Pittsburgh officials want Pennsylvania to remove the “distressed” label and they’re tired of the wait.
In a letter to C. Alan Walker, secretary of the state Department of Community and Economic Development, Pittsburgh City Council president Darlene Harris urged the DCED to terminate the city’s status as a financially distressed municipality, a negative image the city has had for almost a decade.
“The continued application of the discredited status undermines our ability to do business as a major metropolitan city,” Harris said.
The city’s coordinators under the DCED’s workout program, known commonly as Act 47, said in a report last fall that Pittsburgh’s finances had improved enough to merit an exit.
“Pittsburgh has implemented a strategy to address its legacy costs of retiree pensions, retiree health care, workers’ compensation and capital needs with funding and management tools to moderate growth,” PFM Group Inc. and Eckert Seamans Cherin & Mellott LLC wrote.
The city pared its debt from $824 million in 2006, when Mayor Luke Ravenstahl took office, to $581 million.
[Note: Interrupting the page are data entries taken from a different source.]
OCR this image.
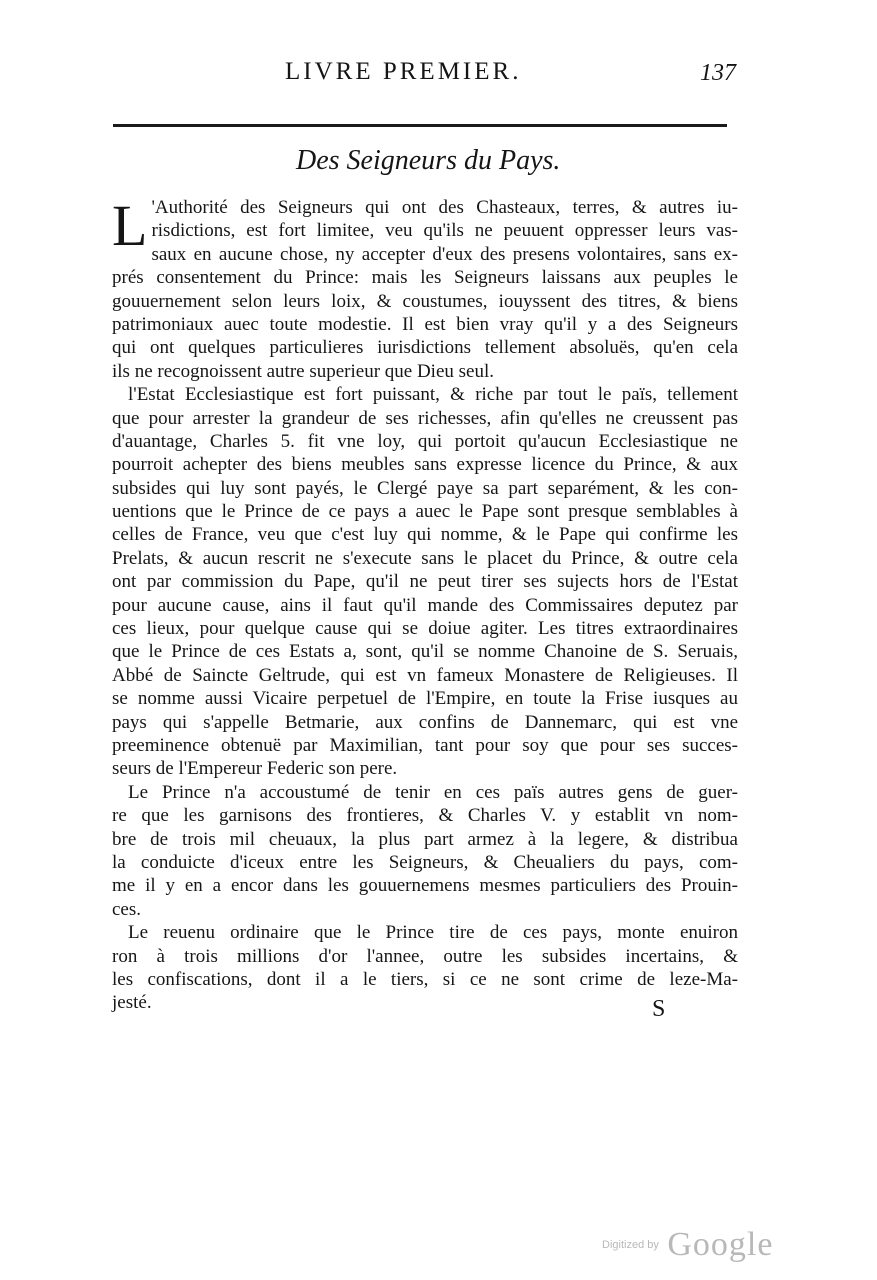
LIVRE PREMIER.	137
Des Seigneurs du Pays.
L 'Authorité des Seigneurs qui ont des Chasteaux, terres, & autres iu-
risdictions, est fort limitee, veu qu'ils ne peuuent oppresser leurs vas-
saux en aucune chose, ny accepter d'eux des presens volontaires, sans ex-
prés consentement du Prince: mais les Seigneurs laissans aux peuples le
gouuernement selon leurs loix, & coustumes, iouyssent des titres, & biens
patrimoniaux auec toute modestie. Il est bien vray qu'il y a des Seigneurs
qui ont quelques particulieres iurisdictions tellement absoluës, qu'en cela
ils ne recognoissent autre superieur que Dieu seul.
l'Estat Ecclesiastique est fort puissant, & riche par tout le païs, tellement
que pour arrester la grandeur de ses richesses, afin qu'elles ne creussent pas
d'auantage, Charles 5. fit vne loy, qui portoit qu'aucun Ecclesiastique ne
pourroit achepter des biens meubles sans expresse licence du Prince, & aux
subsides qui luy sont payés, le Clergé paye sa part separément, & les con-
uentions que le Prince de ce pays a auec le Pape sont presque semblables à
celles de France, veu que c'est luy qui nomme, & le Pape qui confirme les
Prelats, & aucun rescrit ne s'execute sans le placet du Prince, & outre cela
ont par commission du Pape, qu'il ne peut tirer ses sujects hors de l'Estat
pour aucune cause, ains il faut qu'il mande des Commissaires deputez par
ces lieux, pour quelque cause qui se doiue agiter. Les titres extraordinaires
que le Prince de ces Estats a, sont, qu'il se nomme Chanoine de S. Seruais,
Abbé de Saincte Geltrude, qui est vn fameux Monastere de Religieuses. Il
se nomme aussi Vicaire perpetuel de l'Empire, en toute la Frise iusques au
pays qui s'appelle Betmarie, aux confins de Dannemarc, qui est vne
preeminence obtenuë par Maximilian, tant pour soy que pour ses succes-
seurs de l'Empereur Federic son pere.
Le Prince n'a accoustumé de tenir en ces païs autres gens de guer-
re que les garnisons des frontieres, & Charles V. y establit vn nom-
bre de trois mil cheuaux, la plus part armez à la legere, & distribua
la conduicte d'iceux entre les Seigneurs, & Cheualiers du pays, com-
me il y en a encor dans les gouuernemens mesmes particuliers des Prouin-
ces.
Le reuenu ordinaire que le Prince tire de ces pays, monte enuiron
ron à trois millions d'or l'annee, outre les subsides incertains, &
les confiscations, dont il a le tiers, si ce ne sont crime de leze-Ma-
jesté.	S
Digitized by Google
Finance director Scott Kunka has projected that amount to drop to $490 million in 2014. The city and its recovery coordinators expect to completely pay off existing debt by 2026.
“We have not made a decision yet on Pittsburgh’s Act 47 status,” DCED spokesman Steve Kratz said late Monday afternoon. “The only timeline is when the secretary and the department are 100% certain. That’s more important than for us to make a decision based on an arbitrary timeline or too quickly.
“We’re in constant communication with the city’s Act 47 coordinators and are reviewing the city’s financial situation internally.”
Pittsburgh, regardless of DCED’s response, will remain under the budget watch of the Intergovernmental Cooperation Authority, which oversees Pennsylvania’s second-class communities. The state categorized its cities by population tiers.
“At a minimum, having the redundancy of two oversight committees continues to be a waste of taxpayer money that could be much better spent on the needs of our communities,” Harris wrote.
Moody’s Investors Service rates the city’s general obligation bonds A1, while Fitch Ratings and Standard & Poor’s assign A and BBB ratings, respectively.